DURAM, North Carolina (WTVD) – A non-police vehicle and a police officer responded Wednesday when some Durham residents called for help. Instead, a white minivan and three unarmed men arrived on the scene.

The team consists of a mental health clinician, peer support specialist and emergency medical technician. The trio is not wearing a uniform, but with “HEART” jeans and T-shirts.

HEART is the name of the city’s new pilot program, which the city claims is the first in the state to send unarmed mental health professionals to 911 calls.

The program takes a multifaceted approach to adding mental health resources to public safety. Clinicians will be integrated into the call center of 911, will answer without staff and will make follow-up calls.

“We are very excited that this program is coming here in Durham. In my years of experience in public safety, I’ve often seen that sometimes we send the answers we send just because that’s all we can do, “said John Zimmerman, operational administrator of the public safety department in Durham.

Those who responded without police on Wednesday will handle low-threat calls, such as border-related calls, suicide threats, homelessness and welfare checks.

Abena Beziaco is one of the clinical managers in the community safety department in Durham. She has lived in Durham for 14 years and has made the shift from community therapy to law enforcement support.

“I wanted to be a bridge, if possible, between the community in which I live and serve and the people who have to take the calls and have to defend,” she explained. “And bring a higher level of understanding and healing between communities.”

Previously, Beziaco worked as a clinician on the Durham Police Crisis Response Team. She said there were cases that arose when she wanted to have the kind of resources that the city currently has.

“Several members of the community have already told us that they are excited and happy that we are here,” she said. Her team responded to four border violations on Wednesday morning.

Later this summer, advisers will answer calls with employees who come with a higher risk of threat.

The aim is to reduce the number of repeat calls to 911 for the same unmet needs and to free up staff time.

“One of our main goals is to send the most appropriate response to those in crisis. The safety of our community, the safety of our residents and neighbors is very important, and the safety of our responders is important,” Zimmerman said.

The launch of the program comes at a time when communities across the country are discussing how to rethink public safety.

Durham Police Chief Patrice Andrews told the City Council in May that the department had had fewer than five incidents in the past decade, involving police shootings on people who were mentally ill.

Earlier this month, Hartnett County Sheriff’s Deputy shot and killed Curtis Young, who was carrying a gun while in a mental health crisis.

A previous ABC11 I-Team investigation analyzed about 100 incidents involving shootings and the use of force in central North Carolina. I-Team found that at least 39% of the incidents involved a person who had experienced a mental health crisis or a person with a history of mental illness.

This is part of the reason why advocates are pushing for better resources to deal with calls when an individual has a mental health crisis.

“I’m worried we’re still sticking to the same person who’s not really trained or designed to care for people in a mental crisis,” said Fayetteville PACT founder Sean McMillan.
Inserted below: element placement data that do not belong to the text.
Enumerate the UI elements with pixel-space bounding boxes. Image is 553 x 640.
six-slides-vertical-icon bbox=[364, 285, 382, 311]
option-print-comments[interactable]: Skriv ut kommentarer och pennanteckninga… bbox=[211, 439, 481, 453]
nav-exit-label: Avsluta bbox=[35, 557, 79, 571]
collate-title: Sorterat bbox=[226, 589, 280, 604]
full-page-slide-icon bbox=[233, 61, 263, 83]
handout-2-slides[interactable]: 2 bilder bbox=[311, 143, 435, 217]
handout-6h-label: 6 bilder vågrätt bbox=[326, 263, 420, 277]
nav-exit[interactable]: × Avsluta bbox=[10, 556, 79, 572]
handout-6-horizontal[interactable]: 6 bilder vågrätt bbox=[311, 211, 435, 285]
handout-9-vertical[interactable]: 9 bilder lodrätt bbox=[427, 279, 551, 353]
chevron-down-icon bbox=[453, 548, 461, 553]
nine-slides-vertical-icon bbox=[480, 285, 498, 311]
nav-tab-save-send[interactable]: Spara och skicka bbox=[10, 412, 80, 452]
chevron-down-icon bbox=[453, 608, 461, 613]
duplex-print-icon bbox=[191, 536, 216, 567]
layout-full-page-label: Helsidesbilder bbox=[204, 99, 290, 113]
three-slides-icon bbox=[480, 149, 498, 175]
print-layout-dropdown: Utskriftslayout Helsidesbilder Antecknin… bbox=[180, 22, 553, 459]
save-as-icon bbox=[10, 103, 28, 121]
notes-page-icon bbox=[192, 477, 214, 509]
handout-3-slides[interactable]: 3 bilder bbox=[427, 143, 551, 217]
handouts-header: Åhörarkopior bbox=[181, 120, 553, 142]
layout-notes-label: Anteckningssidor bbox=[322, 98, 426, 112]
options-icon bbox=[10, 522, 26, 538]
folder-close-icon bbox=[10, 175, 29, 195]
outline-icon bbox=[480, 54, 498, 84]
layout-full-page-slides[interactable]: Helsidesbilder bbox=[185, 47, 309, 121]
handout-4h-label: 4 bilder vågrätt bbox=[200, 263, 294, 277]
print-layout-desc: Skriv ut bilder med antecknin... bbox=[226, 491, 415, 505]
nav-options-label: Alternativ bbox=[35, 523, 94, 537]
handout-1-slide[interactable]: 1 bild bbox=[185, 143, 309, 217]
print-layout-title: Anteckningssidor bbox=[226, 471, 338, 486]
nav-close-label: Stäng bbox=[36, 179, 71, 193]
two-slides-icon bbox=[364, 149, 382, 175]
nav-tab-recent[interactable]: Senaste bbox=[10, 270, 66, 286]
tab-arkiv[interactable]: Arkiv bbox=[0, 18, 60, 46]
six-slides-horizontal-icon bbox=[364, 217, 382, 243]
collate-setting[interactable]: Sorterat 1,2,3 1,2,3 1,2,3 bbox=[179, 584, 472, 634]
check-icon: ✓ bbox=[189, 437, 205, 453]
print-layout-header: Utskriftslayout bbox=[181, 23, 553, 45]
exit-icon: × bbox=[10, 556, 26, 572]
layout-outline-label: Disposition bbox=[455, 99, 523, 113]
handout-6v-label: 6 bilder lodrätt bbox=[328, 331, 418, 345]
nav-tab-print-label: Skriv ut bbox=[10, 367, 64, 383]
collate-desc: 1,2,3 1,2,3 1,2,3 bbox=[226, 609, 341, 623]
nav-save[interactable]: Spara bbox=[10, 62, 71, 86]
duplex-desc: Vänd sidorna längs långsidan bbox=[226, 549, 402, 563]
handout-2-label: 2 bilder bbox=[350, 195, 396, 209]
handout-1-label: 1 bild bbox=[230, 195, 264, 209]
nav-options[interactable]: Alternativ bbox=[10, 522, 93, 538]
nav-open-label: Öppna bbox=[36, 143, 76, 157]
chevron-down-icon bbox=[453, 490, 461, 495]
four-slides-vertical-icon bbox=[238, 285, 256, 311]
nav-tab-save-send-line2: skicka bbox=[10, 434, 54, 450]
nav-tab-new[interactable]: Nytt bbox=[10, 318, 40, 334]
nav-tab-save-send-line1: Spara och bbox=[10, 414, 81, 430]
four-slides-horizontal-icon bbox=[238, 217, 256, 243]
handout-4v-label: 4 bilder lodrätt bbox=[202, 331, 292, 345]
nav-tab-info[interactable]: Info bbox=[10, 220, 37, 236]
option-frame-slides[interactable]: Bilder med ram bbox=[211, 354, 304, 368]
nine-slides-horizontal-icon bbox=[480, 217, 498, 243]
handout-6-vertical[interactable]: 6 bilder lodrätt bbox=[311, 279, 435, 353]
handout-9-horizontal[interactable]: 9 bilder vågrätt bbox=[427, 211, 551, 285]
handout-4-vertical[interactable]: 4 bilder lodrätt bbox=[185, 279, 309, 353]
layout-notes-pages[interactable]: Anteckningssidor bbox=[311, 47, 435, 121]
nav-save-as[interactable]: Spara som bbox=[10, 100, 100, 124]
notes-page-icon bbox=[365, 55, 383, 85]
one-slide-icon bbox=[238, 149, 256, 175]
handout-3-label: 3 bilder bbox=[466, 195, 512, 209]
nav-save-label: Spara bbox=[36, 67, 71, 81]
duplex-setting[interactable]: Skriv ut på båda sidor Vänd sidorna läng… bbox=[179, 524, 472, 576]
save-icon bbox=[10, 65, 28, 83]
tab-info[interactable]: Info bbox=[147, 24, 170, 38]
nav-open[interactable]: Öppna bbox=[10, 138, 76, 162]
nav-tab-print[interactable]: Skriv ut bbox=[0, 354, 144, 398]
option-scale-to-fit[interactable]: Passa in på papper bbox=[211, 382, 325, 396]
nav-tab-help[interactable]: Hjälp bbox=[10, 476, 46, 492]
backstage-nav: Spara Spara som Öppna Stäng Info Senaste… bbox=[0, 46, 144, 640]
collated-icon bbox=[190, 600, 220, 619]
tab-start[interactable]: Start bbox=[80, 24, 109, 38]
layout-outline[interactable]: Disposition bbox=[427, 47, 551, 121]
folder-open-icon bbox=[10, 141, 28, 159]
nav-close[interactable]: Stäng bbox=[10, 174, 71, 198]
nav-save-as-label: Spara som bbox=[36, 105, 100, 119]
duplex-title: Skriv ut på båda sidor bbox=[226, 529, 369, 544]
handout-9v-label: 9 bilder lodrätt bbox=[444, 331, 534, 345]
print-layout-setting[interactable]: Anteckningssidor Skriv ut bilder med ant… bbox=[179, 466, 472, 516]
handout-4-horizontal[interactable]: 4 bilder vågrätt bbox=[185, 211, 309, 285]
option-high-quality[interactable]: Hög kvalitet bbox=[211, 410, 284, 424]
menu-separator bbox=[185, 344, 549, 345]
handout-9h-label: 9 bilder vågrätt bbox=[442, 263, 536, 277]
For years, mental health counselors worked at Chapel Hill Police Department, answering calls with police. Last fall, the Raleigh Police Department set up a team called ACORN, which includes staff and social workers who specialize in homelessness, mental health issues and substance use.

The Fayetteville Police Department recently added funding for a homelessness and mental health link.

Some advocates, such as Macmillan, said that while these efforts are one step, communities should remove the badge from the response.

“I think it’s great to add connections, but I don’t think we should throw in the police on the issue of the homeless either. I think there are probably people in the field of mental health, people who can provide social services, who are better prepared to do that, “he said.